• Thoracic surgery clinics · Feb 2005

    Review

    Impact of acute pain and its management for thoracic surgical patients.

    • E Andrew Ochroch and Allan Gottschalk.
    • Department of Anesthesia, University of Pennsylvania Health System, 3400 Spruce Street, 680 Dulles Building, Philadelphia, PA 19104, USA. OchrochA@uphs.upenn
    • Thorac Surg Clin. 2005 Feb 1;15(1):105-21.

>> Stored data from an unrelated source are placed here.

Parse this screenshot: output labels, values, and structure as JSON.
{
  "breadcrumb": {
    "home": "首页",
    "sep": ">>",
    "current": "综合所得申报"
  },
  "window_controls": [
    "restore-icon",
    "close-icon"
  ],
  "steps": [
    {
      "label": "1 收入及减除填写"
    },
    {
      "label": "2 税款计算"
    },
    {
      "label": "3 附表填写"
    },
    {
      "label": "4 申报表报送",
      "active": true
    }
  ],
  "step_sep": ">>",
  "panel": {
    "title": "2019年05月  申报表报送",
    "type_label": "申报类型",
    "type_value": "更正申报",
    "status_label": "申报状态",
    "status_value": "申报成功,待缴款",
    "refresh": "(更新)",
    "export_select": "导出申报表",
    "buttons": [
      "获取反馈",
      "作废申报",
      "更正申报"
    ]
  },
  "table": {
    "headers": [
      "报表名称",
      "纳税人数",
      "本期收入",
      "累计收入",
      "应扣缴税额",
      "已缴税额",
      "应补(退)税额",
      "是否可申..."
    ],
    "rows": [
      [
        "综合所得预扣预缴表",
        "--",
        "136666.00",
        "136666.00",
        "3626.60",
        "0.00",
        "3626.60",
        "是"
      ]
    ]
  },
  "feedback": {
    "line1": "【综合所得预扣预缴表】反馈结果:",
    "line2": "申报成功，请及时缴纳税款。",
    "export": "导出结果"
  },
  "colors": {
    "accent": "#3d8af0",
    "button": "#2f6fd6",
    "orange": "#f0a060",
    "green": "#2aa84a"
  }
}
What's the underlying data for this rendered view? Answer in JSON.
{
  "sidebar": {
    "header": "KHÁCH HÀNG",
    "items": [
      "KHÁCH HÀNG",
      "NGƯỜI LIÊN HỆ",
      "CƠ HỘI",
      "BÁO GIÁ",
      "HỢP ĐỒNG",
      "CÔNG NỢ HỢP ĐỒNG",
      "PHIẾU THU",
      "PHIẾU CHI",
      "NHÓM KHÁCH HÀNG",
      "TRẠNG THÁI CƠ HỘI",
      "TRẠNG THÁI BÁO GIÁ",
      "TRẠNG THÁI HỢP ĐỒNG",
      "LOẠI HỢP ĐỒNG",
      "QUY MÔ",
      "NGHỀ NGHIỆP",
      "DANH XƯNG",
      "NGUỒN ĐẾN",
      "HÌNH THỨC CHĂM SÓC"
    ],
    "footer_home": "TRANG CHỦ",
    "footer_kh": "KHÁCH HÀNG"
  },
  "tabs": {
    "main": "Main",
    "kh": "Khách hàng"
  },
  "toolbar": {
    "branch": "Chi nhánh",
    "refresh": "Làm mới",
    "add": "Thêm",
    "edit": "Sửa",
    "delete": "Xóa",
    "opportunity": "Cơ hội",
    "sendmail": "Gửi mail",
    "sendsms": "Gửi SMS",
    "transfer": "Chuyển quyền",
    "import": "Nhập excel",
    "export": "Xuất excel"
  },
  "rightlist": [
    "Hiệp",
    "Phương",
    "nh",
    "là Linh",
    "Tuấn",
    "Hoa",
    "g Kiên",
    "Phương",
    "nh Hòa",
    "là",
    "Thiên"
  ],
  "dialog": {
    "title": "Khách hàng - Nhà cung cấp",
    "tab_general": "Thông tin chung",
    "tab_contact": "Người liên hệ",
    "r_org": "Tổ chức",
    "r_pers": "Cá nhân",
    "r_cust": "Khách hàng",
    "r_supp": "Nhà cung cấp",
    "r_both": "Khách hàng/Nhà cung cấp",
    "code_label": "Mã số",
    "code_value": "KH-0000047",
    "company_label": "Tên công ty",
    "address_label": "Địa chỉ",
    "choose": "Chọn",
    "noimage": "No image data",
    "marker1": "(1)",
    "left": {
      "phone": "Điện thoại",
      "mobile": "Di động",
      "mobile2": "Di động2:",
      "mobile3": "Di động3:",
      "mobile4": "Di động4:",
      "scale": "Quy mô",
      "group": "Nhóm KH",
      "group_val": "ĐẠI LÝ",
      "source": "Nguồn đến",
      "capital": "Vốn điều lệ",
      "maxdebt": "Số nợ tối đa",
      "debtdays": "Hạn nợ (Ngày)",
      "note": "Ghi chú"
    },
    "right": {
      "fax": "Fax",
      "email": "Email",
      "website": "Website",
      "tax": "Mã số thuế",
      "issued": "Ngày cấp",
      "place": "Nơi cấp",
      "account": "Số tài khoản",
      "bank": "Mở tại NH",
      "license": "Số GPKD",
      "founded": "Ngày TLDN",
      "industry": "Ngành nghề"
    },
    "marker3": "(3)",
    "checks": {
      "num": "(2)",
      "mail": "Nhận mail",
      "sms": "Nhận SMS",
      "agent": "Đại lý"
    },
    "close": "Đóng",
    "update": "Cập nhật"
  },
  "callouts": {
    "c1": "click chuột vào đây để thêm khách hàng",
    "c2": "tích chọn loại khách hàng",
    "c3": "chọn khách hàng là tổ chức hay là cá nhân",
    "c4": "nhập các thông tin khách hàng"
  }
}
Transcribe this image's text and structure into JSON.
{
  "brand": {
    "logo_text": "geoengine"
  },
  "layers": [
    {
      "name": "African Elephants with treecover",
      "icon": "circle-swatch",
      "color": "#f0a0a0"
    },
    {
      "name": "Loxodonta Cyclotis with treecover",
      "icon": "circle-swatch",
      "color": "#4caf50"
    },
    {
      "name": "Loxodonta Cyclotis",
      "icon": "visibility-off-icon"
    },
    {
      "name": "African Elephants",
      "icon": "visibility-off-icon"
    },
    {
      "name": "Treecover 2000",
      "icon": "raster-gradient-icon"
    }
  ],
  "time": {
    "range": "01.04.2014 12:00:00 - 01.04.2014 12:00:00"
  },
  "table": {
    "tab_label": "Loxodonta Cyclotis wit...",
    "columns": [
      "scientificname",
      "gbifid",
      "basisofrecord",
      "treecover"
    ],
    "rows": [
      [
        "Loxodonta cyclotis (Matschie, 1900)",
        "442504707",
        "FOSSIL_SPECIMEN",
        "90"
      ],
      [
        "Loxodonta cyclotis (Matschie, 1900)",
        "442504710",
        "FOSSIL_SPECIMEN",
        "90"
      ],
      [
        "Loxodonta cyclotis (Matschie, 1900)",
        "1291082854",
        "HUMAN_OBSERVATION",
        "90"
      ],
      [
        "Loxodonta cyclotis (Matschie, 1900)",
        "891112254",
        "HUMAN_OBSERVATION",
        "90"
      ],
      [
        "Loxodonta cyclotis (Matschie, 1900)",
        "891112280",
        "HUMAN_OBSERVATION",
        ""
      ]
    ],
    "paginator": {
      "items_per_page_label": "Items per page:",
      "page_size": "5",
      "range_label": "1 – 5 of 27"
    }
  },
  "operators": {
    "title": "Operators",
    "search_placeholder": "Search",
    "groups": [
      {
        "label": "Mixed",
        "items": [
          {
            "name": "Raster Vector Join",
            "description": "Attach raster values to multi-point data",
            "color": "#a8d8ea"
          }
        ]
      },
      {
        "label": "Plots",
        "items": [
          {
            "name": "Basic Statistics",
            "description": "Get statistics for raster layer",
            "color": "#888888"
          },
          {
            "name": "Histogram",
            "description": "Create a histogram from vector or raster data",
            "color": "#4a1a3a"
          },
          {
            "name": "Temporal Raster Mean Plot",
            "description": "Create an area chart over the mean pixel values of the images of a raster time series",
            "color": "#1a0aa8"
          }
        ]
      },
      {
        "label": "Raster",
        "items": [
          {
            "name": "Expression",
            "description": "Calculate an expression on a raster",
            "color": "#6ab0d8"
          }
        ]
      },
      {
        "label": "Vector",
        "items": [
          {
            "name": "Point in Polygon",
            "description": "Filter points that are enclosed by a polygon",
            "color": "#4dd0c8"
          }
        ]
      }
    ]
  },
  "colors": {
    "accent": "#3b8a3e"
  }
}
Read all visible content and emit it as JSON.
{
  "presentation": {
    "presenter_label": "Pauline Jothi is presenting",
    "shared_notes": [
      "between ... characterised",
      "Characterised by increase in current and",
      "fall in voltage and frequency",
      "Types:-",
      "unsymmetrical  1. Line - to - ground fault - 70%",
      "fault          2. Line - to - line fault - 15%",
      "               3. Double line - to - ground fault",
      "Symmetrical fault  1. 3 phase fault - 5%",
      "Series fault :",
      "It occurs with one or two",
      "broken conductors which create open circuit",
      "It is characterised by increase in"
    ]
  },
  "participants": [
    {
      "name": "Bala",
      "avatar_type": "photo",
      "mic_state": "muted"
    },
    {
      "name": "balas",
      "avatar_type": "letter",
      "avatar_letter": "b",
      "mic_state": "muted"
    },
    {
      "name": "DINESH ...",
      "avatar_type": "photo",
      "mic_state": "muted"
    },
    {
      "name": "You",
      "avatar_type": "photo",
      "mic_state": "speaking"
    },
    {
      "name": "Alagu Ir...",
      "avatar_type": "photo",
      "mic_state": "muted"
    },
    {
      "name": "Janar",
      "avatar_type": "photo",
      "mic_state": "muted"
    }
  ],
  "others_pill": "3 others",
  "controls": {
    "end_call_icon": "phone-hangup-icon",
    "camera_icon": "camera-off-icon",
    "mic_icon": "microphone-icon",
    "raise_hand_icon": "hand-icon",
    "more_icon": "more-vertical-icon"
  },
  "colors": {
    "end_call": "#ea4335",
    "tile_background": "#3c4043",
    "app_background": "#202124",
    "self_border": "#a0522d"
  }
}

    AbstractPerioperative analgesia for thoracotomy has evolved in concert with increasing knowledge of the impact of pain on recovery, the origin of this pain, and new methods for treating it. Thoracic surgery is one of the few areas where there is more general agreement between surgeons and anesthesiologists as to the importance of aggressive pain management, often with an indwelling epidural catheter left in place until after thoracostomy tube removal. The reasons for this agreement is that it has become increasingly clear to both specialties that pain puts patients with decreased pulmonary reserve who undergo thoracotomy at greater risk for morbidity. Future studies need to examine drugs or drug combinations that can lead to further reductions in the often intense pain that patients receiving aggressive epidural analgesia still experience. Studies directed at finding interventions capable of reducing the rate of long-term postthoracotomy pain still need to be performed.